Deux amendements ont certes été adoptés pour protéger les zones d’AOC et les parcs naturels, mais leurs conditions d’application relativisent leur portée. En réalité, les parcs naturels ne pourront interdire les OGM qu’ "avec l’accord unanime des exploitants agricoles concernés", et "sous réserve que cette possibilité soit prévue par leur charte ». Une véritable « supercherie » pour Greenpeace, car l’unanimité « est évidemment impossible à atteindre. Il suffit d’un agriculteur, que les promoteurs des OGM n’auront sans doute aucun mal à convaincre, pour saboter toute tentative de protection des espaces naturels ». Quant aux zones d’AOC, elles pourront seulement "proposer des mesures de protection renforcées" à l’administration, mais rien n’indique que l’administration soit tenue de les appliquer. « Globalement, les amendements ont tout l’air de pilules destinées à faire digérer aux français un texte fondamentalement inacceptable compte tenu de leurs préoccupations et des risques potentiels des OGM », conclut Arnaud Apoteker de Greenpeace.
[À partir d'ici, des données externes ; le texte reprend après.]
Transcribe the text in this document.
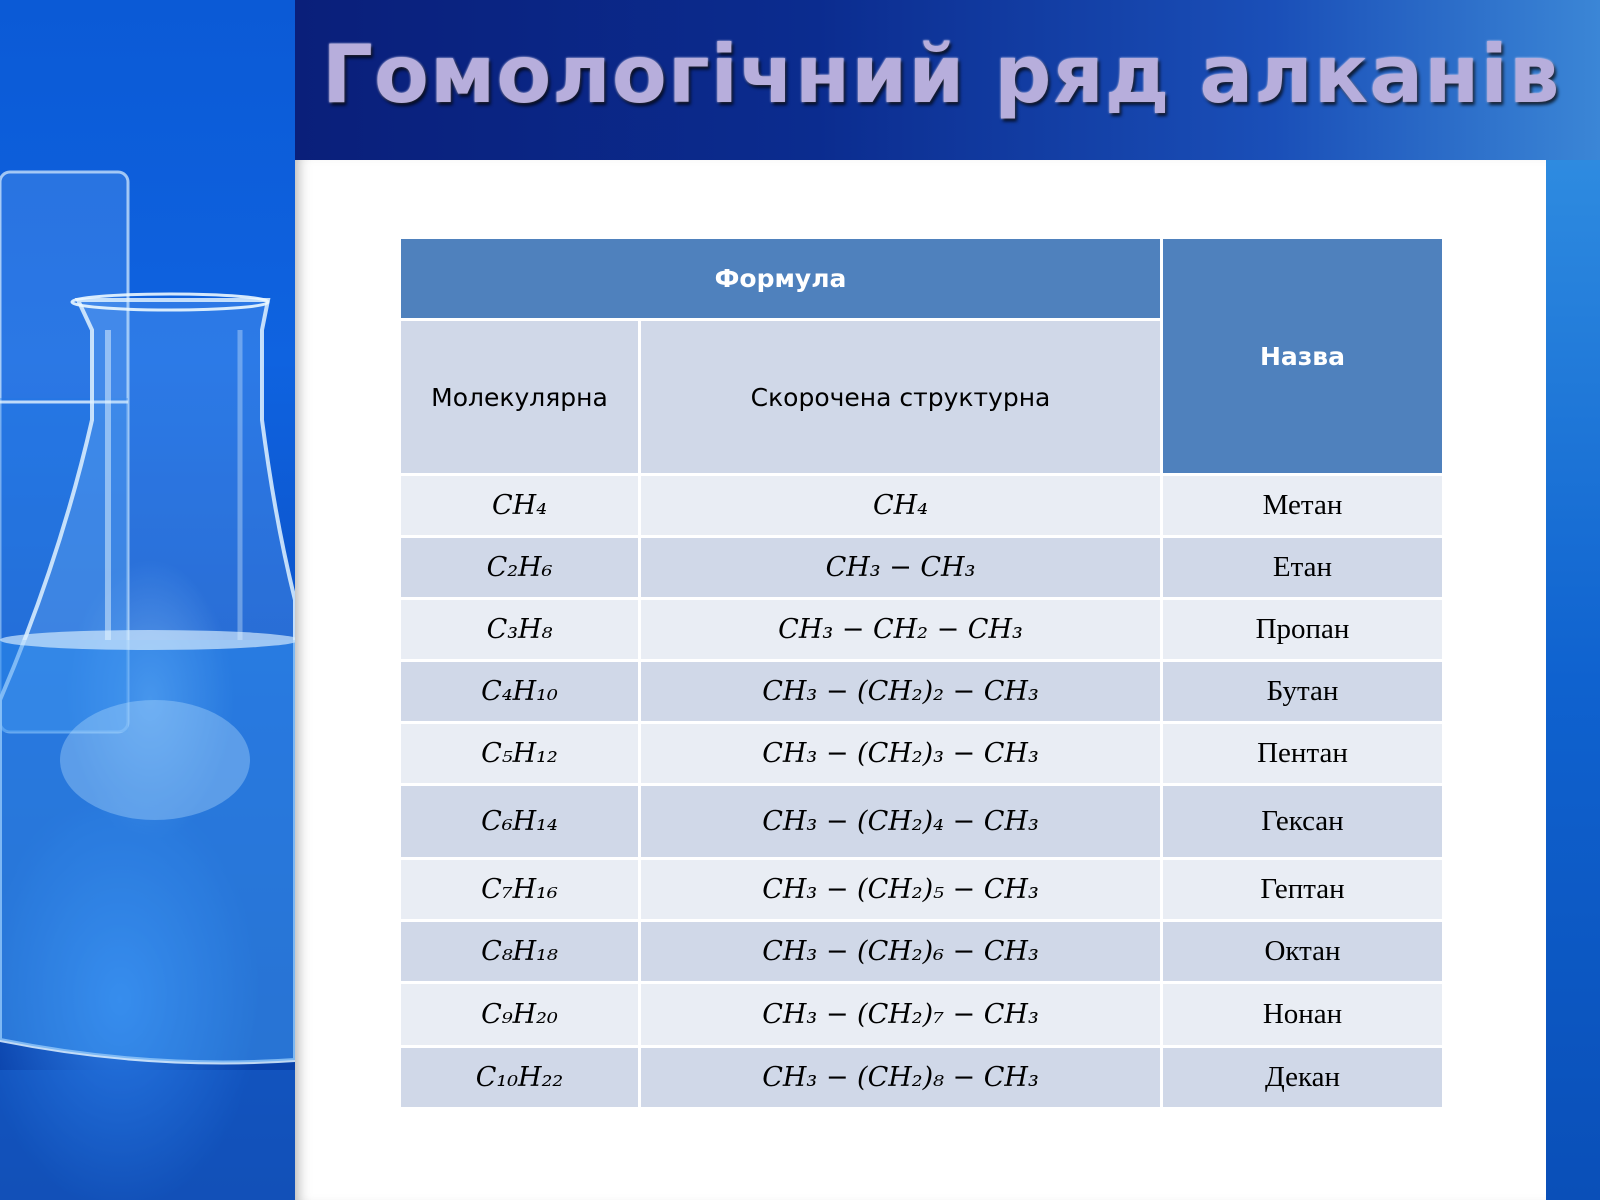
Гомологічний ряд алканів
Формула		Назва
Молекулярна	Скорочена структурна	
CH₄	CH₄	Метан
C₂H₆	CH₃ − CH₃	Етан
C₃H₈	CH₃ − CH₂ − CH₃	Пропан
C₄H₁₀	CH₃ − (CH₂)₂ − CH₃	Бутан
C₅H₁₂	CH₃ − (CH₂)₃ − CH₃	Пентан
C₆H₁₄	CH₃ − (CH₂)₄ − CH₃	Гексан
C₇H₁₆	CH₃ − (CH₂)₅ − CH₃	Гептан
C₈H₁₈	CH₃ − (CH₂)₆ − CH₃	Октан
C₉H₂₀	CH₃ − (CH₂)₇ − CH₃	Нонан
C₁₀H₂₂	CH₃ − (CH₂)₈ − CH₃	Декан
Petite satisfaction cependant pour l’opposition, qui a fait supprimer une disposition introduite par le Sénat interdisant aux membres du futur Haut Conseil des biotechnologies de parler « à titre personnel » et « sans en avoir préalablement informé leur président".
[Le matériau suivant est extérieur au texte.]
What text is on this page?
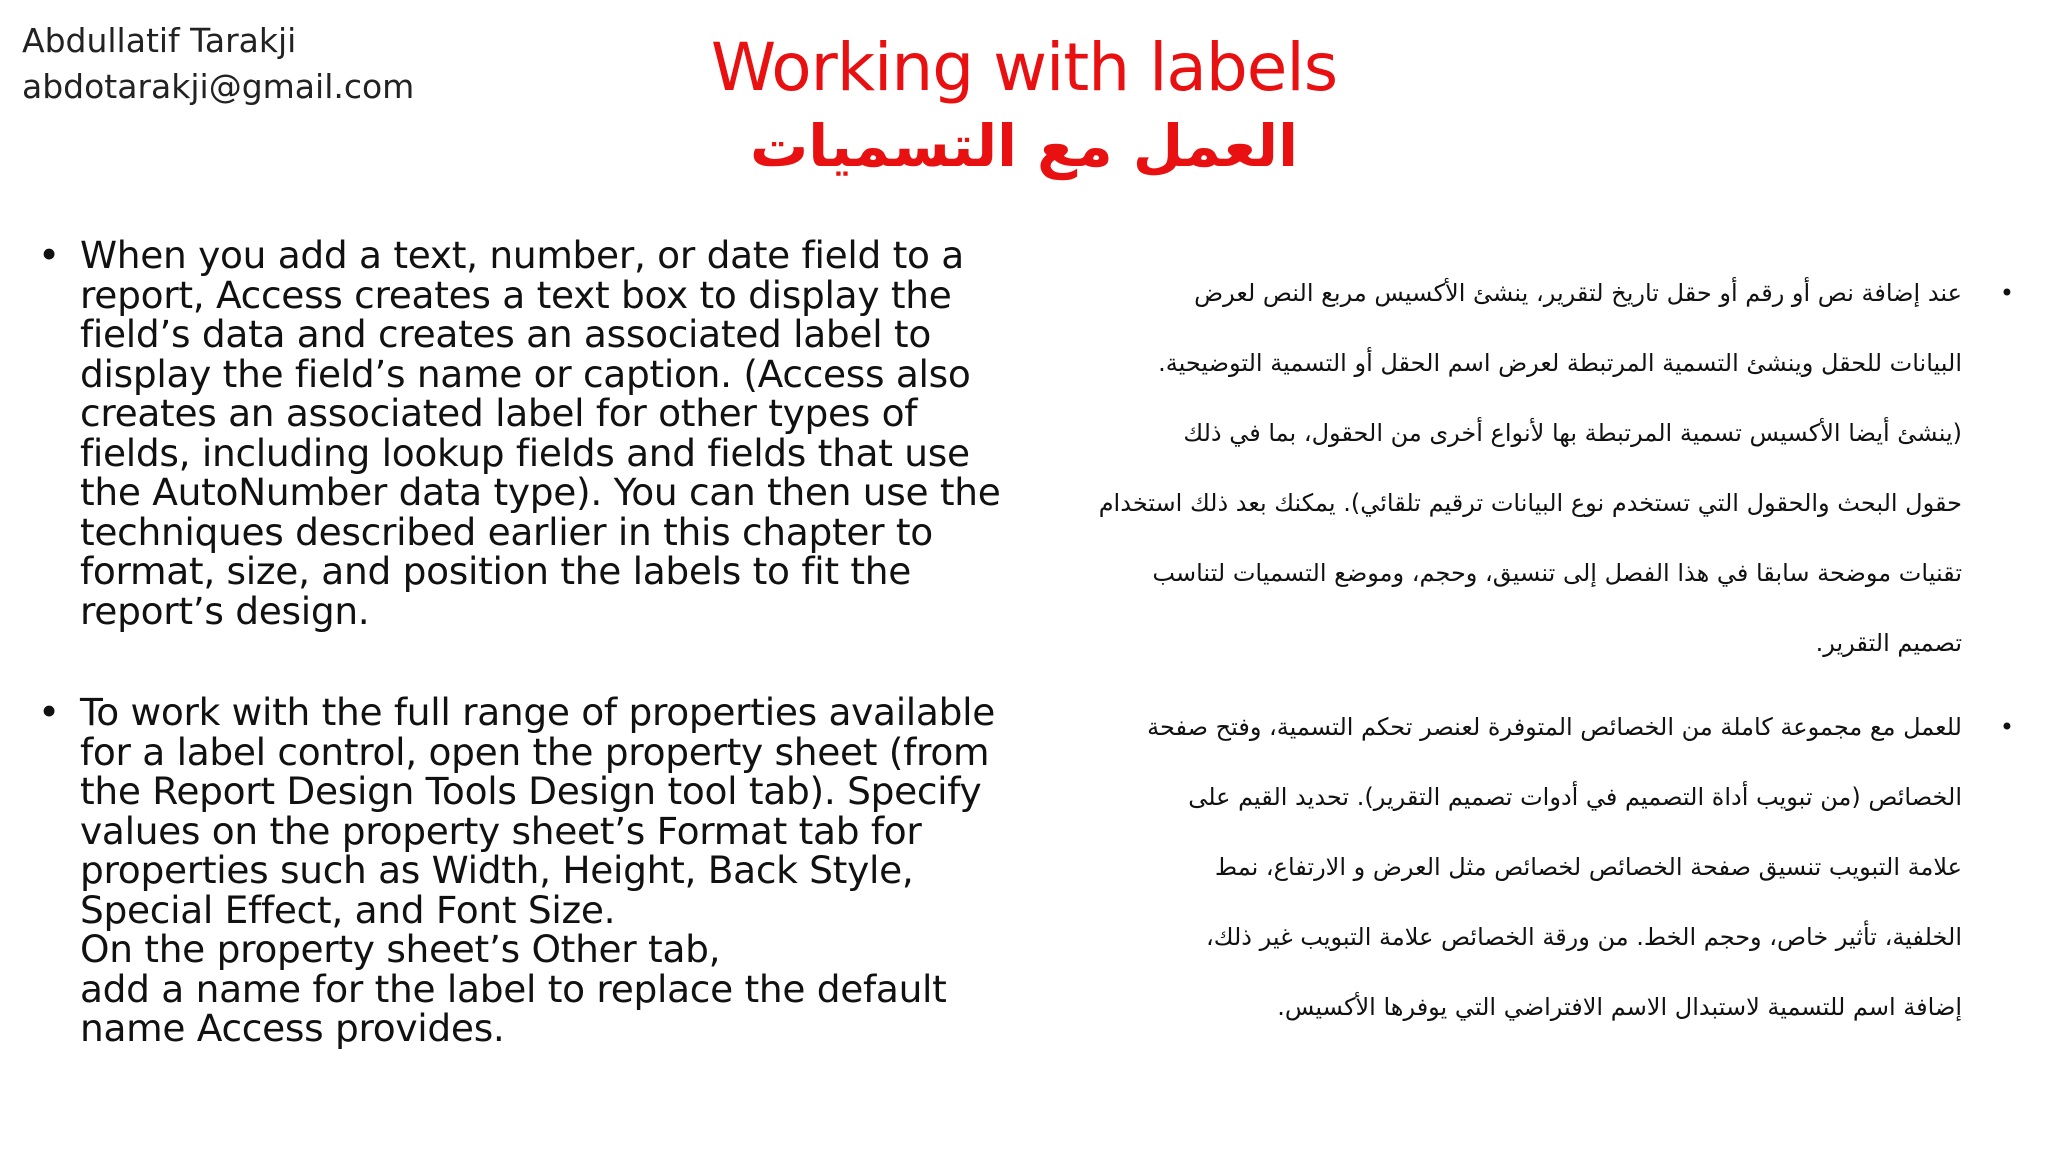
Abdullatif Tarakji
abdotarakji@gmail.com	Working with labels
العمل مع التسميات
• When you add a text, number, or date field to a report, Access creates a text box to display the field’s data and creates an associated label to display the field’s name or caption. (Access also creates an associated label for other types of fields, including lookup fields and fields that use the AutoNumber data type). You can then use the techniques described earlier in this chapter to format, size, and position the labels to fit the report’s design.
• To work with the full range of properties available for a label control, open the property sheet (from the Report Design Tools Design tool tab). Specify values on the property sheet’s Format tab for properties such as Width, Height, Back Style, Special Effect, and Font Size.
On the property sheet’s Other tab,
add a name for the label to replace the default name Access provides.
•
عند إضافة نص أو رقم أو حقل تاريخ لتقرير، ينشئ الأكسيس مربع النص لعرض
البيانات للحقل وينشئ التسمية المرتبطة لعرض اسم الحقل أو التسمية التوضيحية.
(ينشئ أيضا الأكسيس تسمية المرتبطة بها لأنواع أخرى من الحقول، بما في ذلك
حقول البحث والحقول التي تستخدم نوع البيانات ترقيم تلقائي). يمكنك بعد ذلك استخدام
تقنيات موضحة سابقا في هذا الفصل إلى تنسيق، وحجم، وموضع التسميات لتناسب
تصميم التقرير.
•
للعمل مع مجموعة كاملة من الخصائص المتوفرة لعنصر تحكم التسمية، وفتح صفحة
الخصائص (من تبويب أداة التصميم في أدوات تصميم التقرير). تحديد القيم على
علامة التبويب تنسيق صفحة الخصائص لخصائص مثل العرض و الارتفاع، نمط
الخلفية، تأثير خاص، وحجم الخط. من ورقة الخصائص علامة التبويب غير ذلك،
إضافة اسم للتسمية لاستبدال الاسم الافتراضي التي يوفرها الأكسيس.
Au final, le projet de loi déçoit largement les anti-OGM, mais pas seulement. Certains parlementaires UMP ont dénoncé le lobbying et les attaques dont ils font l’objet. Jean-François Legrand, sénateur UMP et président du groupe OGM au sein du Grenelle s’était ainsi retiré des discussions lors de la 1ère lecture du texte. Dans un nouveau communiqué, il indique qu’il « ne participera pas à la seconde lecture du projet de loi au Sénat », regrettant un « débat réducteur ». « Il est nécessaire de s’interroger sur le supposé intérêt économique des OGM, si souvent avancé par certains. Cet intérêt économique est-il valable pour tous ou pour quelques-uns ? La question mérite d’être posée », souligne -t-il. François Grosdidier, député de la Moselle (UMP), a également alerté ses collègues ainsi que l’opinion publique sur les pressions et les menaces de certains lobbys pesant sur le débat. Un appel auquel sont restés sourds les députés de la majorité, qui sont allés jusqu’à accuser Nathalie Kosciusko-Morizet, secrétaire d’Etat à l’écologie, de tenir une « position ambiguë » dans le débat parlementaire. Elle aurait selon eux « soutenu » des amendements de l’opposition - notamment sur la protection des zones d’AOC- « non-conformes aux vues du gouvernement ».
Greenpeace et France Nature Environnement lui ont apporté leur soutien, dénonçant " un procès en sorcellerie" contre la secrétaire d’Etat. "NKM a eu le seul défaut de s’en remettre à la sagesse du Parlement et pas à celle du lobby OGM", a estimé Arnaud Gossement, porte-parole de la FNE. Enfin, Jean-Louis Borloo a provoqué la colère de Nathalie Kosciusko-Morizet, qui estime que le ministre « a fait le minimum » dans ce débat. Ce dernier donne pour sa part une tout autre point de vue et se dit « satisfait des débats à l’Assemblée », qui ont selon lui « donné naissance à un texte équilibré sur un sujet difficile". Dans un entretien publié dans France Soir, le ministre « salue l’excellent travail législatif réalisé par les parlementaires".
Prochaine étape le 16 avril, pour la seconde lecture du projet de loi au Sénat.